The C++ way of doing what you are attempting is using constexpr functions... a function that will evaluate (literals) at compile time, like this:

#define R1 984000
#define R2 472000

constexpr float batFact(float a, float b)
{
  return ((1.1/1023)*((a+b)/b));
}

const float myValue = batFact(R1, R2);

void setup()
{
  Serial.begin(9600);
  Serial.println(myValue);
}

void loop() 
{
}

Why not

#define R1 (float)984000

The #define works like a simple text replacement; it does not have to be a valid expression on its own.

You can do stupid things like:

#define stupid (27
Serial.print(stupid));

...but please don't.

The const hint is the best way to do this for simple values. (See reply #8.)

1.1/1023 is calculated correctly because there is a float in the operation, right?

Not correct in any case.
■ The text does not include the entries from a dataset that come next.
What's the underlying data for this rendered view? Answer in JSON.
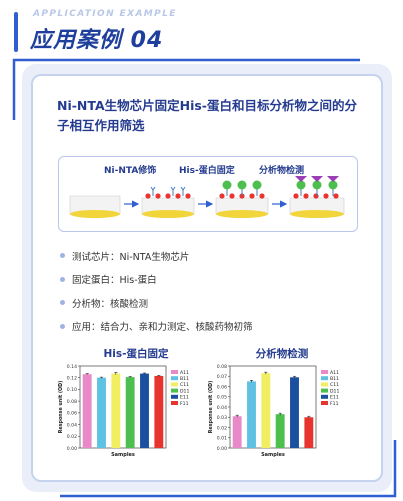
{
  "header": {
    "subtitle": "APPLICATION EXAMPLE",
    "title": "应用案例 04"
  },
  "section_title": "Ni-NTA生物芯片固定His-蛋白和目标分析物之间的分子相互作用筛选",
  "process": {
    "steps": [
      "Ni-NTA修饰",
      "His-蛋白固定",
      "分析物检测"
    ]
  },
  "bullets": [
    "测试芯片：Ni-NTA生物芯片",
    "固定蛋白：His-蛋白",
    "分析物：核酸检测",
    "应用：结合力、亲和力测定、核酸药物初筛"
  ],
  "colors": {
    "A11": "#e98ac8",
    "B11": "#5fc2e3",
    "C11": "#f2ee62",
    "D11": "#4cbf4e",
    "E11": "#1b4fa0",
    "F11": "#e8342e"
  },
  "chart_data": [
    {
      "type": "bar",
      "title": "His-蛋白固定",
      "xlabel": "Samples",
      "ylabel": "Response unit (OD)",
      "categories": [
        "A11",
        "B11",
        "C11",
        "D11",
        "E11",
        "F11"
      ],
      "values": [
        0.126,
        0.12,
        0.127,
        0.121,
        0.127,
        0.123
      ],
      "errors": [
        0.001,
        0.001,
        0.002,
        0.001,
        0.001,
        0.001
      ],
      "ylim": [
        0,
        0.14
      ],
      "yticks": [
        "0.00",
        "0.02",
        "0.04",
        "0.06",
        "0.08",
        "0.10",
        "0.12",
        "0.14"
      ],
      "legend": "right"
    },
    {
      "type": "bar",
      "title": "分析物检测",
      "xlabel": "Samples",
      "ylabel": "Response unit (OD)",
      "categories": [
        "A11",
        "B11",
        "C11",
        "D11",
        "E11",
        "F11"
      ],
      "values": [
        0.031,
        0.065,
        0.073,
        0.033,
        0.069,
        0.03
      ],
      "errors": [
        0.001,
        0.001,
        0.001,
        0.001,
        0.001,
        0.001
      ],
      "ylim": [
        0,
        0.08
      ],
      "yticks": [
        "0.00",
        "0.01",
        "0.02",
        "0.03",
        "0.04",
        "0.05",
        "0.06",
        "0.07",
        "0.08"
      ],
      "legend": "right"
    }
  ]
}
The correct divisor is 1024, as there are 1024 values that can arise.

Minor correction but nevertheless an important point.

jremington:
Not correct in any case. The correct divisor is 1024, as there are 1024 values that can arise.

may arise from what? it' a compile-time constant...

It arises from the fact that the ADC has 10 bits of resolution, leading to 1024 possible values.

jremington:
It arises from the fact that the ADC has 10 bits of resolution, leading to 1024 possible values.

well... 1023 values plus zero. in any case it is off topic.

The OP is interested in correct results, so it is not off topic to suggest using the correct constants.

strixx:
1.1/1023 is calculated correctly because there is a float in the operation, right?
Why is not ((1.1/1023)((R+R2)/R2))working, when ((1.1/1023)(((float)R1+R2)/R2)) is?
Is it because of the parentheses? And that it calculates the (R1+R2)/R2 part first/separate and there is no float in that calculation?

when you evaluate an expression you need to consider operator Precedence and Associativity, see

in the expression (R1+R2)/R2 the (R1+R2) is evaluated first (due to the ()) then the division
in the expression R1+R1/R2 the R1/R2 has the highest Precedence so it is evaluated first then the addition

you also need to consider conversion between types
http://www.cplusplus.com/doc/tutorial/typecasting/

for example why is the output of

#define R1 984000
#define R2 472000
Serial.println(R1/R2 + (float)R2, 8);
Serial.println((float)R1/R2 + R2, 8);

this

472002.00000000
472002.09375000

It arises from the fact that the ADC has 10 bits of resolution, leading to 1024 possible values.

With V_ref = 1.1V

With V_in = 0V, ADC Value = 0x00 = 0
With V_in = 1.1V, ADC Value = 0x3F = 1023

So, when V_in = V_DT, ADC Value = (1023/1.1)*V_DT (Is it correct?)